Presidente da Comissão Técnica do Diálogo Nacional Inclusivo, Édson Macuacua
Maputo, 14 Abr (AIM) – O presidente da Comissão Técnica do Diálogo Nacional Inclusivo (COTE), Édson Macuacua, afirmou hoje, em Maputo, que o sucesso do diálogo nacional depende da participação contínua e activa de todos os segmentos da sociedade ao longo das diferentes fases do processo.
Falando após a recepção de propostas de organizações da sociedade civil, Macuacua destacou que o diálogo não se esgota na entrega inicial de contribuições, devendo evoluir para uma fase de aprofundamento e debate técnico.

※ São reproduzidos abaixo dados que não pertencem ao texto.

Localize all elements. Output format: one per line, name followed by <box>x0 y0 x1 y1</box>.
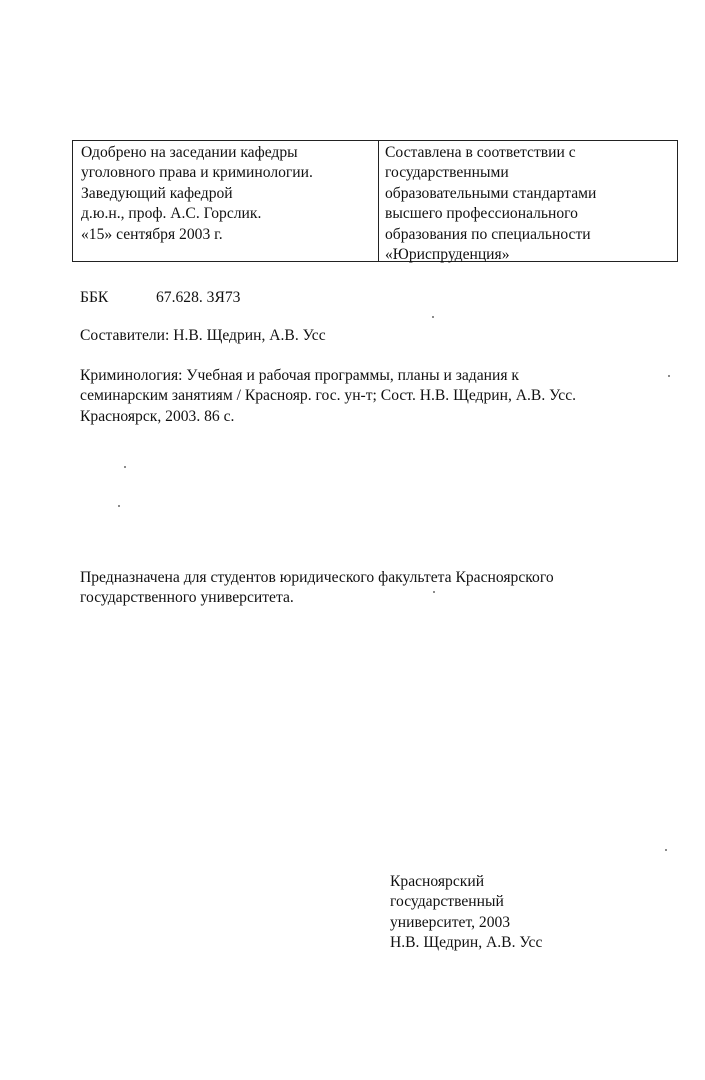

“A participação não termina aqui. É fundamental que as organizações continuem a contribuir, aperfeiçoando as suas propostas para maior impacto e exequibilidade”, sublinhou.
Segundo explicou, o processo está estruturado de forma gradual e participativa, com vista a transformar os contributos recolhidos em instrumentos de governação, políticas públicas e reformas institucionais.
Macuacua acrescentou que as propostas serão sistematizadas e analisadas pelos grupos de trabalho criados no âmbito do diálogo, numa etapa considerada determinante para a consolidação das reformas.
“Estamos numa fase em que é necessário aprofundar o conteúdo das propostas, para responder de forma efectiva aos desafios do país”, referiu.
O responsável apelou ao envolvimento permanente da sociedade civil, defendendo que a construção de consensos nacionais exige diálogo contínuo, abertura e responsabilidade partilhada.
Na mesma ocasião, o presidente da Associação de Restauração e Catering de Moçambique, Aurélio Mausse, destacou o contributo do sector para a economia, sobretudo na criação de emprego para jovens e mulheres.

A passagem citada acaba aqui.